「FM補完放送」を活用しよう

先日、友人の車に乗せていただく機会がありまして、その友人は私と違ってAMでなくFM局を主に聴くような人だったのです。このAMメインかFMメインかというのは、FMの方では曲をほぼフルコーラスで流すとか、英語のアナウンスがちょいちょい入るだとか、あまり根拠のない思い込みが今まで多かったのですが(^^;)、できればモノラルのAM放送を聞きたいなあと思いながら車内で流れる放送を聞いていたところ、ところどころにちょっとFM局らしくないような所があると思っていたら、その人はたまたま「FM補完放送」で地元のAM局の同時中継を聴いていたらしく、私自身が今までFM放送について抱いていた偏見を訂正せざるを得なくなりました。

改めて思ったのは、同じ局を聴くのでもステレオで曲や喋りが聞こえてくるだけで相当聞いた感覚が違うということでした。特に音楽を聴かせてくれるような番組では、あえてFMに合わせて車の中で聴いてみたくなったことは言うまでもありません。今後新しく発売されるカーオーディオは安いものでもFMワイドが聴ける「FM補完放送」対応のものがほとんどだと思いますので、長距離を同じ放送局に合わせながら夜中に進む場合はAM、長距離の移動はせず、狭い範囲を動く場合はFMというように、今後はFMとAMをうまく切り替えて利用しようと思っています。

カーラジオでの「FM補完放送」の活用とともに一つ思ったのは、今後のスマホに求める機能についての事でした。最近では国産であればSIMフリーのスマホであってもワンセグTVのチューナーが搭載されていることも多いですが、私が最初に購入したSIMフリースマホ、IDEOSでは確かFMラジオチューナーが付いていたことを思い出しました。

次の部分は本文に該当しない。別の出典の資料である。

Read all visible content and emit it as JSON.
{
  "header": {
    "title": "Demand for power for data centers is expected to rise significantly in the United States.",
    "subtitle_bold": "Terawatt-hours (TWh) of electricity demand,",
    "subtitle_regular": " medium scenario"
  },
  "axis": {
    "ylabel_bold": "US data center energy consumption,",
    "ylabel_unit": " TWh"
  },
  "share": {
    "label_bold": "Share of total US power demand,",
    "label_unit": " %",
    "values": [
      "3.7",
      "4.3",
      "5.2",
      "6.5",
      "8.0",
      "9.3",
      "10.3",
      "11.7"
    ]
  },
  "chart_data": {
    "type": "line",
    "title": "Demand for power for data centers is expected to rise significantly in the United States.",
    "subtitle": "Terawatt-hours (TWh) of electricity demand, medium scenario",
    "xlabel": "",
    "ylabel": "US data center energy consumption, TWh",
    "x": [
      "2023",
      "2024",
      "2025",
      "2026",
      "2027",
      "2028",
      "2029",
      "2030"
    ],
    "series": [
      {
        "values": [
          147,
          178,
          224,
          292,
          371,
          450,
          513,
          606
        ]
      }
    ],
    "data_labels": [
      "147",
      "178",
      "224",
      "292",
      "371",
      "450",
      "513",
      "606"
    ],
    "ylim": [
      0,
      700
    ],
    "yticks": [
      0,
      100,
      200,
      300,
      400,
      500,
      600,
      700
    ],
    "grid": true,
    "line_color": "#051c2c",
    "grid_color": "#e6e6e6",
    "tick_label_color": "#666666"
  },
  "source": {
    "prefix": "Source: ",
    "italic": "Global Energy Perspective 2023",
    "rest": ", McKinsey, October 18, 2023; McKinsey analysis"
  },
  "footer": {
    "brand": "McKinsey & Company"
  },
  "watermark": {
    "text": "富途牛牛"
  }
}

当時はAMラジオが聴けなくては意味がないと思っていたのですが(当時はまだradikoなどのインターネットラジオのサービスはありませんでした)、「FM補完放送」で国内のAM放送がFMでも聴けるということになれば話は別です。現在はスマホのインターネットラジオでほとんどのラジオ放送が聴けるとは言っても、災害などで国内の携帯電話のネットワークが止まってしまったらそれまでです。万が一に備えて別に災害用ラジオを持つという選択肢もありますが、もしスマホ単体でもイヤホンをアンテナの代わりにすれば国内のFM放送が聴けるということになれば、いざという時に役立つ可能性はあるわけです。

今のところAMの内容をFMでそのまま補完放送していないNHKでも、大災害が起こればFM放送を含むラジオの番組を一元化して放送するでしょうし、ワイドFMが聴けるスマホがあればコミニティFM局とAM局FM局と3種類の放送をそのまま聴けるようになるので、災害用に役に立ちますし、radikoを聴くのは高速通信のクーポンを消費するのが心配だという場合の代替手段にもなります。

さらに嬉しいのは、今のところNHKが受信料の対象と考えているスマホはワンセグ搭載のものだけなので、FMラジオ付きのスマホなら国の制度の影響を今のところは受けることもないということです。私自身ラジオ付きのスマホを買っても普段はあまり使わないことが予想されるのですが、とりあえず別に同じように日常的にはほとんど使わないであろうラジオを持ち歩くよりはいいだろうということで、次のスマホを探す場合にはラジオチューナーの付いたSIMフリースマホというのも候補に入れたいと思います。

ちなみに、こちらのわかる範囲で言うとSIMフリースマホの中でFMラジオが付いているのはASUS ZenFoneの一部シリーズ、nuu mobileのNuu X4、Freetelの一部シリーズ、sonyのXpedia Z3 Z4 Z5、モトローラのMoto G4 Plusあたりですが、スペックでFMチューナーの周波数が90MHzまでしかない場合は、「FM補完放送」は90MHzから95MHzまでとなっているのでAM局が聴けなくなってしまいます。中古白ロムでも後日アップデートが行なわれてワイドFM対応になっている機種もありますので、上記機種を狙っている場合はしっかりと調べた上で購入されることをおすすめします。

ただし、大人気のiPhoneは古いものも新しいものもワンセグはもちろんFMラジオも当然付いていませんので、iPhoneを選んでしまったらその点については諦めて小型のライターサイズのラジオでも探すのがいいかと思います(^^;)。